Juraria, pelo menos, que aquela mulher não era estúpida. E, seja dito sem tenção ofensiva, já não era insignificante a descoberta, porque é mais fácil descobrir um mundo novo que uma mulher ilustrada. É mais fácil ser Cristóvão Colombo que Emílio Girardin.
O cetim, ouvida a resposta do veludo, ofereceu-lhe o braço, e gostou da boa vontade com que lhe foi recebido.
- « Conheço » ─ diz ele ─ « que o teu contacto me espiritualiza, belo dominó… »
- « Belo, me chamas tu !… É realmente uma leviandade que te não faz honra !… Se eu levantasse esta sanefa de seda, que me faz bonita, ficavas como aquele poeta espanhol que soltou uma exclamação de terror na presença de um nariz… que nariz não seria, santo Deus !… Não sabes essa história ? »
- «Não, meu anjo ! »
- « Meu anjo !… Que graça ! Pois eu ta conto. Como o poeta se chama não sei, nem importa. Imagina tu que és um poeta, fantástico como Lamartine, vulcânico como Byron, sonhador como MacPherson e voluptuoso como Voltaire aos 60 anos. Imagina que o tédio desta vida chilra que se vive no Porto te obrigou a deixar no teu quarto a pitonissa descabelada das tuas inspirações, e vieste por aqui dentro a procurar um passatempo nestes passatempos alvares de um baile de Carnaval. Imagina que encontravas uma mulher extraordinária de espírito, um anjo de eloquência, um demónio de epigrama, enfim, uma destas criações miraculosas que fazem rebentar uma chama improvisa no coração mais de gelo, e de lama, e de toucinho sem nervo. Ris ? Achas nova a expressão, não é assim ? Um coração de toucinho parece-te uma ofensa ao bom senso anatómico, não é verdade ? Pois, meu caro dominó, há corações de toucinho estreme.
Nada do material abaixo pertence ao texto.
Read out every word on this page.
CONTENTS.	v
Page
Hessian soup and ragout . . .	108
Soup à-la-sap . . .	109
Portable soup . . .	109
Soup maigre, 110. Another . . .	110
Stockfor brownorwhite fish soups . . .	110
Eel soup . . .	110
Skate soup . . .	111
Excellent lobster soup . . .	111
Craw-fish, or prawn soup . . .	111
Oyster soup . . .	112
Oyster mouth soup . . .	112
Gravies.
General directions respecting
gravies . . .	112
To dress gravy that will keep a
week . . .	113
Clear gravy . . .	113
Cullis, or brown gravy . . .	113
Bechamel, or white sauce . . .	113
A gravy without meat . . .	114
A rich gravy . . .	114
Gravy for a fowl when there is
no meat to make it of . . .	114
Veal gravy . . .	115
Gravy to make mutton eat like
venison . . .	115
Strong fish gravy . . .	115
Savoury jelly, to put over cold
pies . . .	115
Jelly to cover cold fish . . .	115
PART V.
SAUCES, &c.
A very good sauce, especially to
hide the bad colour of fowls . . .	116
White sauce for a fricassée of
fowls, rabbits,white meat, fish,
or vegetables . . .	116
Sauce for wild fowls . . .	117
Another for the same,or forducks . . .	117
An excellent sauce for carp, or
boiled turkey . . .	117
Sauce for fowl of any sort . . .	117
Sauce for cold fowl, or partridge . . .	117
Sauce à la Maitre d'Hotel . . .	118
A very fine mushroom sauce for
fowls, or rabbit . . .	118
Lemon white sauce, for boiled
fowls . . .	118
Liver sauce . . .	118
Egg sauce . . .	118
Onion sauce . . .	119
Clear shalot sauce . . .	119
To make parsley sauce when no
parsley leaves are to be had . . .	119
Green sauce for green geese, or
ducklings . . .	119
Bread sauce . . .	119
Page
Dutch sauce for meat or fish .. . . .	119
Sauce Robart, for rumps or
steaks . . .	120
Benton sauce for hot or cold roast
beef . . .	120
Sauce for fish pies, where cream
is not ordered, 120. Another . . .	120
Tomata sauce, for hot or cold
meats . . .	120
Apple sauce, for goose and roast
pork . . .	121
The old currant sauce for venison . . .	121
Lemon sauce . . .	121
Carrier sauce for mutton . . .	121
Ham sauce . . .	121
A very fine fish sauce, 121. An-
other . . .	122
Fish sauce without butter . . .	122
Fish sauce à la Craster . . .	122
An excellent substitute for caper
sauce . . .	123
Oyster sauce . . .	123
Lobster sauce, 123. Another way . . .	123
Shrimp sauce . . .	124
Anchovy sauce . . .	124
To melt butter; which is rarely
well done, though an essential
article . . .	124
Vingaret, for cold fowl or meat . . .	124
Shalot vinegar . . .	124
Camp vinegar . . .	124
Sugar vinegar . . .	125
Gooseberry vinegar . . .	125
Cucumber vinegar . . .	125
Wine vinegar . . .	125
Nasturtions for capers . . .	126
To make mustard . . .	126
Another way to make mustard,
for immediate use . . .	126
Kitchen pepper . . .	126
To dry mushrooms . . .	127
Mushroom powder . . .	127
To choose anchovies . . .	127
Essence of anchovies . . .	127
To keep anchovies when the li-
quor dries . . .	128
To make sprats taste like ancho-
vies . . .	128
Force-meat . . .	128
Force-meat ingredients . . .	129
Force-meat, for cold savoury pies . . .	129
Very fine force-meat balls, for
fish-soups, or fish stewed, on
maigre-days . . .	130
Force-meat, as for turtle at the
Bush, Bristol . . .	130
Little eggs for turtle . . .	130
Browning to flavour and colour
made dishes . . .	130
São os corações, que resumam óleo em certas caras estúpidas… Por exemplo… Olha este homem redondo, que aqui está, com as pálpebras em quatro refegos, com os olhos vermelhos como os de um coelho morto, com o queixo inferior pendente, e o lábio escarlate e vidrado como o bordo de uma pingadeira, orvalhada de banha de porco… Esta cara não te parece um grande rijão ? Não crês que este baboso tenha um coração de toucinho ? »
- « Creio, creio ; mas fala mais baixo que o desgraçado está gemer debaixo do teu escalpelo… »
- « És tolo, meu cavalheiro ! Ele entende me lá !… É verdade, aí vai a história do espanhol, que tenho que fazer… »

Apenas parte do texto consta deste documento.